If each resolver does its own database lookup:

metalQuality: async (ring) => {
return await db.metalQuality.findOne({ id: ring.metalQualityId });
}

...then you get N+1.

In simple terms: for every ring, we were making a separate database call to fetch its metal quality.

The Fix: DataLoader

✓

The key insight

DataLoader is one of the most effective tools for eliminating N+1 in GraphQL. Instead of each resolver fetching independently, they all register their IDs, and DataLoader batches them into a single query.

const metalQualityLoader = new DataLoader(async (ids) => {
const rows = await db.metalQuality.findByIds(ids);
const rowsById = keyBy(rows, 'id');
return ids.map((id) => rowsById[id]);
});

Now the resolver becomes:

metalQuality: async (ring, _, { loaders }) => {
return loaders.metalQualityLoader.load(ring.metalQualityId);
}

Same API. But instead of 500 queries, you get 1.

Before DataLoader

SELECT * FROM metal_quality WHERE id = 1;
SELECT * FROM metal_quality WHERE id = 2;
SELECT * FROM metal_quality WHERE id = 3;
-- … 497 more

After DataLoader

SELECT * FROM metal_quality WHERE id IN (1, 2, 3, …, 500);

One More Thing: Stop Overfetching on the Frontend

While debugging the backend, I noticed something else: the frontend was requesting everything on the product listing page (PLP).

Product Listing Pages don't need full relational data they need just enough information to help users scan and decide.

The fix:

On PLP. Request only the fields you need.
On the product detail page (PDP). Fetch the rest.

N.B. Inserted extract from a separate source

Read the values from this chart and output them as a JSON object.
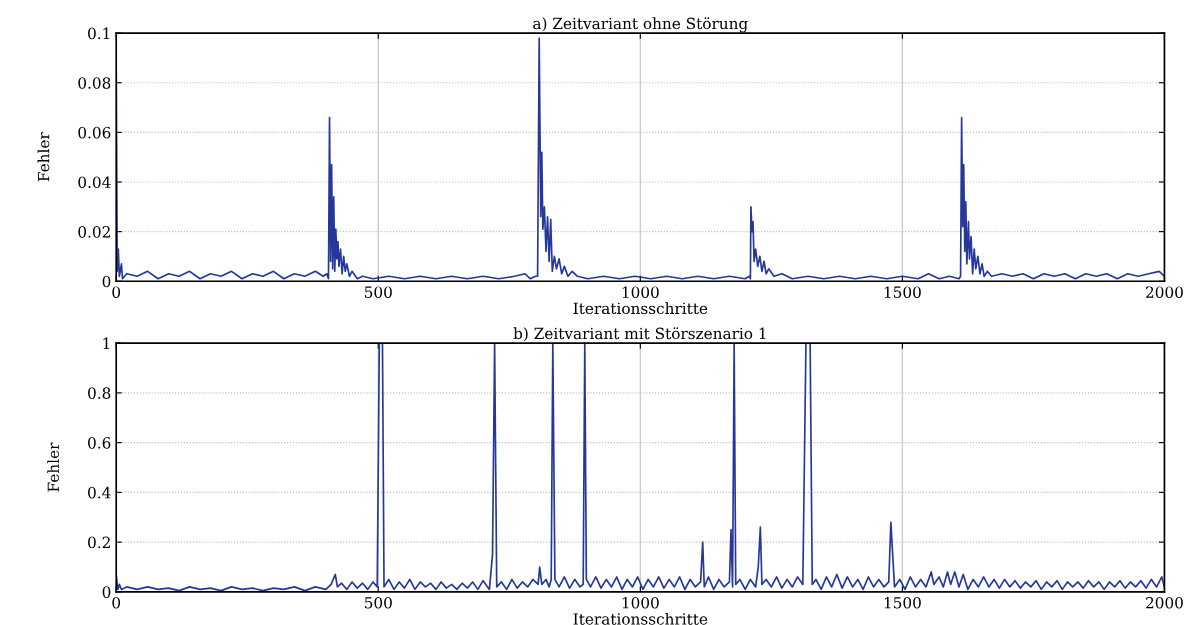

This isn't just a backend optimization it's a user experience optimization. PLP loads faster. Users see products sooner. Conversions go up.

The Result:

After all optimizations:

Stage	Latency
Before	40s
After Promise.all	20s
After DataLoader	800ms

Same endpoint. Same database. Completely different performance profile

50x improvement.

And the Datadog trace? Clean. No more giant bars hogging the waterfall.

What I Learned

Works on my machine is a symptom, not a diagnosis..
If you're awaiting in a loop, stop. Use Promise.all..
Parallelism doesn't always mean faster. it means more pressure on your database.
If you parallelize inefficient queries, you just overload the system faster..
Observability is not optional.. Without Datadog, I'd still be adding timestamps and guessing. Traces show you exactly where time goes.
N+1 hides in plain sight..
PLPs should be fast. PDPs can afford more data. Don't treat them the same..

Debug Checklist (Steal This)

Performance debugging steps

Instrument your endpoint with APM tracing (Datadog, New Relic, etc.)
Find a slow trace and open the waterfall view
Look for repeated spans same operation, many times
Confirm N+1 by checking query counts or DB logs
Add DataLoader for batched lookups
Audit frontend queries - are you overfetching?

Final Thought

Performance bugs are frustrating because they're invisible. The code looks right. The tests pass. But under real load, everything falls apart.

The only way out is to stop guessing and start observing.

Tools like Datadog don't just show you what's slow they show you why. And once you see the problem clearly, the fix is usually obvious.